Bayesian Analysis Resolves Dinosaur Turnovers During the Jurassic– Cretaceous Transition Driven by Climate Shifts and Biotic Interactions

Dinosaur ecosystems are thought to have undergone a major reorganization across the Jurassic–Cretaceous (J–K) transition, but whether this reflects a true extinction event or geographic and sampling biases remains debated. Here we test the hypotheses by analyzing occurrence data of Middle Jurassic to Early Cretaceous dinosaur taxa using the Bayesian PyRate and grid cell rarefaction framework, which mitigate temporal and spatial sampling biases, and the recently developed Bayesian deep neural network model. Our results show a selective extinction across the J–K boundary, with Sauropoda suffering disproportionately higher extinction rates than Ornithischia and Theropoda.
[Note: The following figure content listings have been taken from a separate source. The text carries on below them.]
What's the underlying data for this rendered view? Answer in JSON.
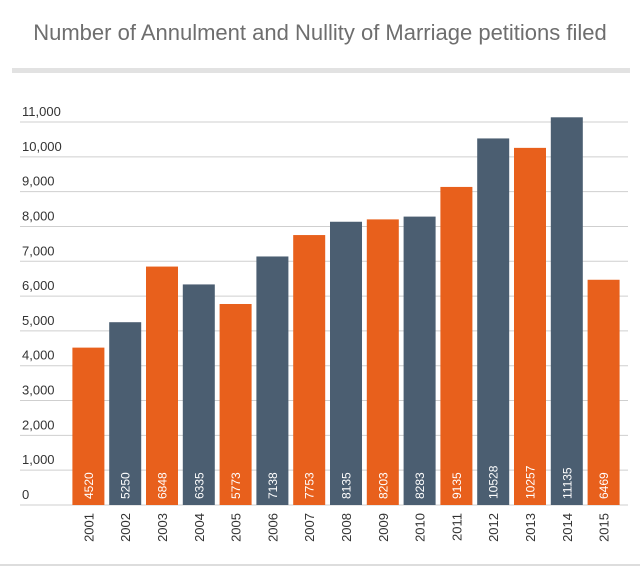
{
  "title": "Number of Annulment and Nullity of Marriage petitions filed",
  "colors": {
    "orange": "#e8601c",
    "slate": "#4b5e71",
    "grid": "#cfcfcf",
    "text": "#333333"
  },
  "chart_data": {
    "type": "bar",
    "title": "Number of Annulment and Nullity of Marriage petitions filed",
    "xlabel": "",
    "ylabel": "",
    "ylim": [
      0,
      11000
    ],
    "yticks": [
      0,
      1000,
      2000,
      3000,
      4000,
      5000,
      6000,
      7000,
      8000,
      9000,
      10000,
      11000
    ],
    "ytick_labels": [
      "0",
      "1,000",
      "2,000",
      "3,000",
      "4,000",
      "5,000",
      "6,000",
      "7,000",
      "8,000",
      "9,000",
      "10,000",
      "11,000"
    ],
    "grid": true,
    "legend": "none",
    "categories": [
      "2001",
      "2002",
      "2003",
      "2004",
      "2005",
      "2006",
      "2007",
      "2008",
      "2009",
      "2010",
      "2011",
      "2012",
      "2013",
      "2014",
      "2015"
    ],
    "values": [
      4520,
      5250,
      6848,
      6335,
      5773,
      7138,
      7753,
      8135,
      8203,
      8283,
      9135,
      10528,
      10257,
      11135,
      6469
    ],
    "bar_colors": [
      "orange",
      "slate",
      "orange",
      "slate",
      "orange",
      "slate",
      "orange",
      "slate",
      "orange",
      "slate",
      "orange",
      "slate",
      "orange",
      "slate",
      "orange"
    ]
  }
}
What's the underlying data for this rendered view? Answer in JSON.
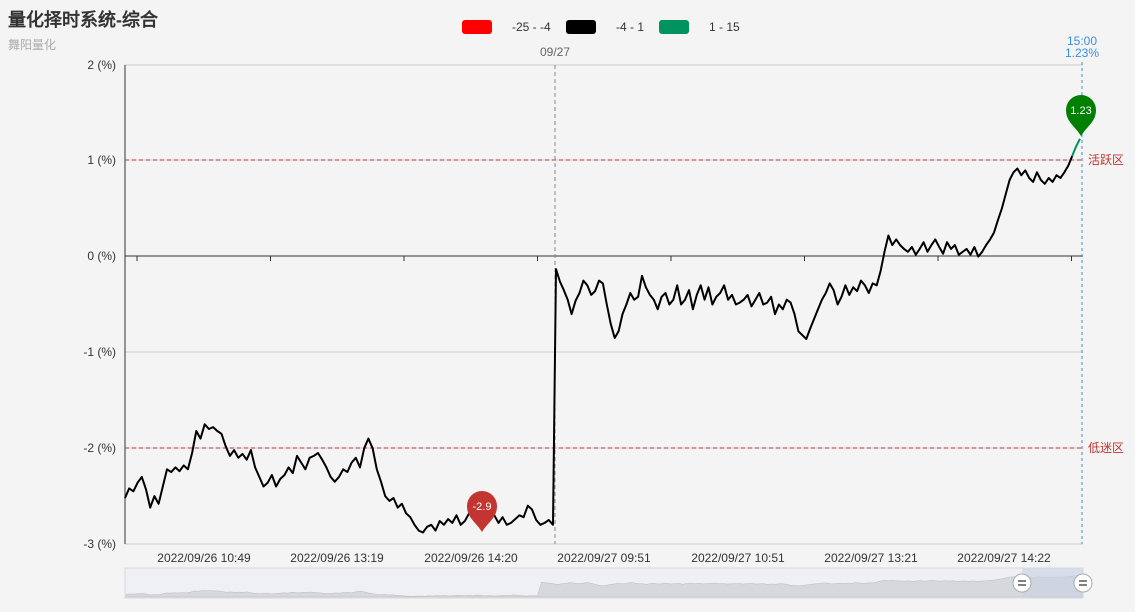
{
  "title": "量化择时系统-综合",
  "subtitle": "舞阳量化",
  "legend": [
    {
      "label": "-25 - -4",
      "color": "#ff0000"
    },
    {
      "label": "-4 - 1",
      "color": "#000000"
    },
    {
      "label": "1 - 15",
      "color": "#00935f"
    }
  ],
  "chart_data": {
    "type": "line",
    "y_axis": {
      "min": -3,
      "max": 2,
      "ticks": [
        2,
        1,
        0,
        -1,
        -2,
        -3
      ],
      "tick_suffix": " (%)"
    },
    "x_labels": [
      "2022/09/26 10:49",
      "2022/09/26 13:19",
      "2022/09/26 14:20",
      "2022/09/27 09:51",
      "2022/09/27 10:51",
      "2022/09/27 13:21",
      "2022/09/27 14:22"
    ],
    "day_separator_label": "09/27",
    "cursor": {
      "time": "15:00",
      "value": "1.23%"
    },
    "mark_lines": [
      {
        "value": 1,
        "label": "活跃区",
        "color": "#c23531"
      },
      {
        "value": -2,
        "label": "低迷区",
        "color": "#c23531"
      }
    ],
    "mark_points": [
      {
        "name": "min",
        "label": "-2.9",
        "value": -2.9,
        "color": "#c23531"
      },
      {
        "name": "max",
        "label": "1.23",
        "value": 1.23,
        "color": "#008000"
      }
    ],
    "series": [
      {
        "values": [
          -2.52,
          -2.42,
          -2.45,
          -2.36,
          -2.3,
          -2.43,
          -2.62,
          -2.5,
          -2.58,
          -2.4,
          -2.22,
          -2.25,
          -2.2,
          -2.24,
          -2.18,
          -2.22,
          -2.05,
          -1.82,
          -1.9,
          -1.75,
          -1.8,
          -1.78,
          -1.82,
          -1.85,
          -1.98,
          -2.08,
          -2.02,
          -2.1,
          -2.06,
          -2.12,
          -2.02,
          -2.2,
          -2.3,
          -2.4,
          -2.36,
          -2.28,
          -2.4,
          -2.32,
          -2.28,
          -2.2,
          -2.26,
          -2.08,
          -2.15,
          -2.22,
          -2.1,
          -2.08,
          -2.05,
          -2.12,
          -2.2,
          -2.3,
          -2.35,
          -2.3,
          -2.22,
          -2.25,
          -2.15,
          -2.1,
          -2.2,
          -2.0,
          -1.9,
          -2.0,
          -2.22,
          -2.35,
          -2.5,
          -2.55,
          -2.52,
          -2.62,
          -2.58,
          -2.68,
          -2.72,
          -2.8,
          -2.86,
          -2.88,
          -2.82,
          -2.8,
          -2.86,
          -2.76,
          -2.8,
          -2.74,
          -2.78,
          -2.7,
          -2.8,
          -2.76,
          -2.68,
          -2.72,
          -2.76,
          -2.7,
          -2.75,
          -2.62,
          -2.7,
          -2.78,
          -2.72,
          -2.8,
          -2.78,
          -2.74,
          -2.7,
          -2.72,
          -2.6,
          -2.64,
          -2.75,
          -2.8,
          -2.78,
          -2.75,
          -2.8,
          -0.13,
          -0.26,
          -0.35,
          -0.45,
          -0.6,
          -0.46,
          -0.38,
          -0.25,
          -0.3,
          -0.4,
          -0.36,
          -0.25,
          -0.28,
          -0.5,
          -0.7,
          -0.85,
          -0.78,
          -0.6,
          -0.5,
          -0.38,
          -0.45,
          -0.42,
          -0.2,
          -0.32,
          -0.4,
          -0.45,
          -0.55,
          -0.42,
          -0.38,
          -0.5,
          -0.45,
          -0.3,
          -0.5,
          -0.45,
          -0.35,
          -0.55,
          -0.4,
          -0.3,
          -0.45,
          -0.32,
          -0.5,
          -0.42,
          -0.38,
          -0.3,
          -0.45,
          -0.4,
          -0.5,
          -0.48,
          -0.45,
          -0.4,
          -0.52,
          -0.45,
          -0.38,
          -0.5,
          -0.48,
          -0.42,
          -0.6,
          -0.5,
          -0.55,
          -0.45,
          -0.48,
          -0.6,
          -0.78,
          -0.82,
          -0.86,
          -0.75,
          -0.65,
          -0.55,
          -0.45,
          -0.38,
          -0.28,
          -0.35,
          -0.5,
          -0.42,
          -0.3,
          -0.4,
          -0.32,
          -0.36,
          -0.25,
          -0.3,
          -0.38,
          -0.28,
          -0.3,
          -0.15,
          0.05,
          0.22,
          0.12,
          0.18,
          0.12,
          0.08,
          0.05,
          0.1,
          0.02,
          0.08,
          0.15,
          0.05,
          0.12,
          0.18,
          0.1,
          0.03,
          0.15,
          0.08,
          0.12,
          0.02,
          0.05,
          0.08,
          0.02,
          0.1,
          0.0,
          0.05,
          0.12,
          0.18,
          0.25,
          0.38,
          0.5,
          0.65,
          0.8,
          0.88,
          0.92,
          0.85,
          0.9,
          0.82,
          0.78,
          0.88,
          0.8,
          0.76,
          0.82,
          0.78,
          0.85,
          0.82,
          0.88,
          0.95,
          1.05,
          1.15,
          1.23
        ]
      }
    ]
  }
}
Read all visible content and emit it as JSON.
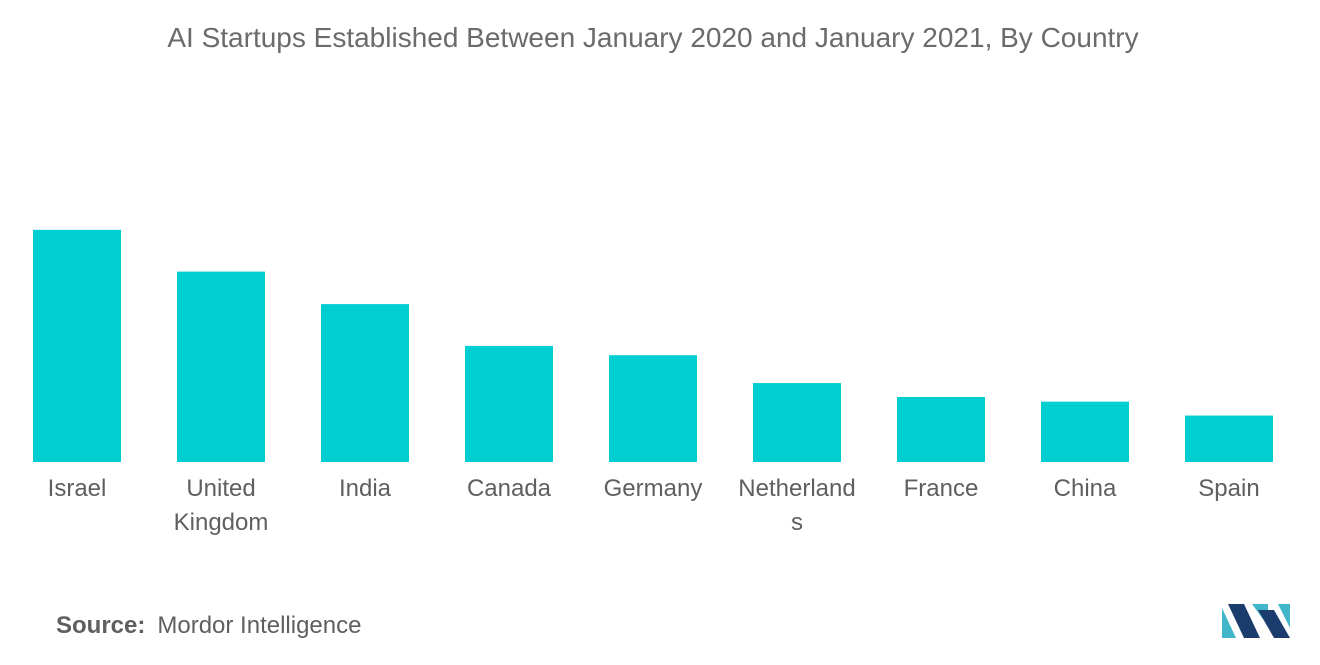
{
  "chart_data": {
    "type": "bar",
    "title": "AI Startups Established Between January 2020 and January 2021, By Country",
    "categories": [
      "Israel",
      "United Kingdom",
      "India",
      "Canada",
      "Germany",
      "Netherlands",
      "France",
      "China",
      "Spain"
    ],
    "category_label_lines": [
      [
        "Israel"
      ],
      [
        "United",
        "Kingdom"
      ],
      [
        "India"
      ],
      [
        "Canada"
      ],
      [
        "Germany"
      ],
      [
        "Netherland",
        "s"
      ],
      [
        "France"
      ],
      [
        "China"
      ],
      [
        "Spain"
      ]
    ],
    "values": [
      100,
      82,
      68,
      50,
      46,
      34,
      28,
      26,
      20
    ],
    "ylim": [
      0,
      115
    ],
    "xlabel": "",
    "ylabel": "",
    "grid": false,
    "legend": "none",
    "bar_color": "#00ced1"
  },
  "source": {
    "label": "Source:",
    "text": "Mordor Intelligence"
  },
  "colors": {
    "title": "#6b6b6b",
    "text": "#5f5f5f",
    "logo_dark": "#1b3d6e",
    "logo_light": "#41b6c9"
  }
}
Moreover, smaller-bodied dinosaur species show elevated origination and extinction rates through the J–K extinction, which correlates strongly with sea-level fluctuations, paleotemperature, atmospheric CO₂ changes, and tectonic activity. With diversification of angiosperms, both origination and extinction rates of dinosaurs show noticeable fluctuations around 130 Ma, suggesting that the early spread of flowering plants may have influenced dinosaur evolution.